28 mai 2026
3 août 2026

Quelle place la biodiversité occupe-t-elle dans un vignoble ? Pour répondre à cette question, le Château La Garde a confié à la Ligue pour la Protection des Oiseaux (LPO) Aquitaine la réalisation d’un diagnostic écologique complet de sa propriété. L’objectif était d’établir un état initial de la faune présente afin d’identifier les enjeux écologiques du domaine et de disposer d’une base de travail pour orienter d’éventuels aménagements et en suivre les effets dans le temps.
Menée selon des protocoles scientifiques nationaux, l’étude a porté sur plusieurs groupes d’espèces : oiseaux, papillons de jour, libellules, amphibiens et chauves-souris.

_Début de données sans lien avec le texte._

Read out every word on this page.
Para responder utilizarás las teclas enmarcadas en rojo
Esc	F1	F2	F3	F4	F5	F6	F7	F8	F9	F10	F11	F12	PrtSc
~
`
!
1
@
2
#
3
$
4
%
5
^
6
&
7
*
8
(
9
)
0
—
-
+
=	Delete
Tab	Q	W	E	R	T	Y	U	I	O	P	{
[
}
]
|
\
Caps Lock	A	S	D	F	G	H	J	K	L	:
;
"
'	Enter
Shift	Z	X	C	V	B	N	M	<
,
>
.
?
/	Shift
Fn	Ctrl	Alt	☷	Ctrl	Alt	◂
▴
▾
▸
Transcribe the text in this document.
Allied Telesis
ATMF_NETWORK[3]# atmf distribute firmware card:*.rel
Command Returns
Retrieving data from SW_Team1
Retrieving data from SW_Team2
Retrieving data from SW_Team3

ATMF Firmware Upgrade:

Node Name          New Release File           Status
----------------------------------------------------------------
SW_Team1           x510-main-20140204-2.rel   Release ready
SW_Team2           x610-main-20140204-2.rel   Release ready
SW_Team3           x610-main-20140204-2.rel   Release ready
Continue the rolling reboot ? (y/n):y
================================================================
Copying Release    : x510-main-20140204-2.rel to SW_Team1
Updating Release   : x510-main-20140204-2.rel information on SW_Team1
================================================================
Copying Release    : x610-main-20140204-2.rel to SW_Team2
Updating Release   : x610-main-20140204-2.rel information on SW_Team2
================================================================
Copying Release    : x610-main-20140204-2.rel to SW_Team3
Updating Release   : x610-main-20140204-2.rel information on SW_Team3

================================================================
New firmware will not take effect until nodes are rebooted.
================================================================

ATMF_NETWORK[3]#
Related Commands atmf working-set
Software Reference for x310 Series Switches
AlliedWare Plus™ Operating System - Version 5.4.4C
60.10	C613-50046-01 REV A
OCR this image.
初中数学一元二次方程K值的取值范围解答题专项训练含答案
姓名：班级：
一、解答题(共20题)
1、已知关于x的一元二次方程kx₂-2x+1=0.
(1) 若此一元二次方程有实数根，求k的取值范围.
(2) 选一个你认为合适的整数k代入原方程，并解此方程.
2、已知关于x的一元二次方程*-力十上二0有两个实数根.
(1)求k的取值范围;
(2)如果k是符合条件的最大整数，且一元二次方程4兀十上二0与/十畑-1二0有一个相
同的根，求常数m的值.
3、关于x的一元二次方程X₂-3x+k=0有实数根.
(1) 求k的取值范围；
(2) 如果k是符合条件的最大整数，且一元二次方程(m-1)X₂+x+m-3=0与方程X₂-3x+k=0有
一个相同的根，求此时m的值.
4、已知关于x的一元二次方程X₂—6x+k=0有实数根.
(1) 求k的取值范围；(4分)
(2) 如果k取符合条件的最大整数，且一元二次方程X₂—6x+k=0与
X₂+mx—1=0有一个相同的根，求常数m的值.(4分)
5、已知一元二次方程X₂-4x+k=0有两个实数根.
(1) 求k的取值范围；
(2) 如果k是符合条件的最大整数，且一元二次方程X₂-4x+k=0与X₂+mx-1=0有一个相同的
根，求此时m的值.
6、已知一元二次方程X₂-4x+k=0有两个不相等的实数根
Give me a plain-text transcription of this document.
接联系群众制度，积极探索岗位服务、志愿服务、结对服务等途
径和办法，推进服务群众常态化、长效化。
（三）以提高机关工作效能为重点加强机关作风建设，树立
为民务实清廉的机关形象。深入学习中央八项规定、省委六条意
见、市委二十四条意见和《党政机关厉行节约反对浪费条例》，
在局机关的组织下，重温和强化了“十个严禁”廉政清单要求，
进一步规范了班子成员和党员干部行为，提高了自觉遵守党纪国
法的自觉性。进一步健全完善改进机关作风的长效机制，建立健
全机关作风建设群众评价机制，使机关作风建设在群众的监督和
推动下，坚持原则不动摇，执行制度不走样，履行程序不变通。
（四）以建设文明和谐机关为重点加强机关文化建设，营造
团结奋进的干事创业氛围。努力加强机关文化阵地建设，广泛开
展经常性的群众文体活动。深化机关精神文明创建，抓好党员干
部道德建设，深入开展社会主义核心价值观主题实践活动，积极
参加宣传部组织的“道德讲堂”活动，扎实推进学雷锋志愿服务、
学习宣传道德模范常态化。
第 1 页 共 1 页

Toutes les observations ont été géolocalisées et intégrées à la base de données Naturalist de la LPO, afin de garantir leur traçabilité dans le temps.

Les résultats mettent en évidence une biodiversité diversifiée, favorisée par l’hétérogénéité des milieux présents sur la propriété. Les inventaires ornithologiques ont notamment permis de recenser 56 espèces d’oiseaux, représentant 386 individus observés ou entendus sur ou à proximité des parcelles. Parmi les espèces recensées figurent notamment l’Alouette lulu, le Bruant zizi, la Chevêche d’Athéna, le Faucon crécerelle, le Guêpier d’Europe ou encore le Chardonneret élégant. Si certaines espèces utilisent ponctuellement les rangs de vigne pour s’alimenter ou nicher, la majorité des observations se concentre autour des haies, des boisements, des zones bâties et des prairies, qui offrent davantage de ressources alimentaires et de sites de reproduction.
Parmi ces oiseaux, 17 espèces présentent un intérêt patrimonial, en raison de leur statut de conservation ou de leur inscription sur la liste rouge nationale. L’étude montre que ces espèces sont principalement associées aux secteurs les plus diversifiés du domaine. Les espèces davantage liées au vignoble, comme l’Alouette lulu, le Bruant zizi, la Linotte mélodieuse ou le Chardonneret élégant, sont quant à elles observées en priorité dans les parcelles enherbées et à proximité des haies et bosquets.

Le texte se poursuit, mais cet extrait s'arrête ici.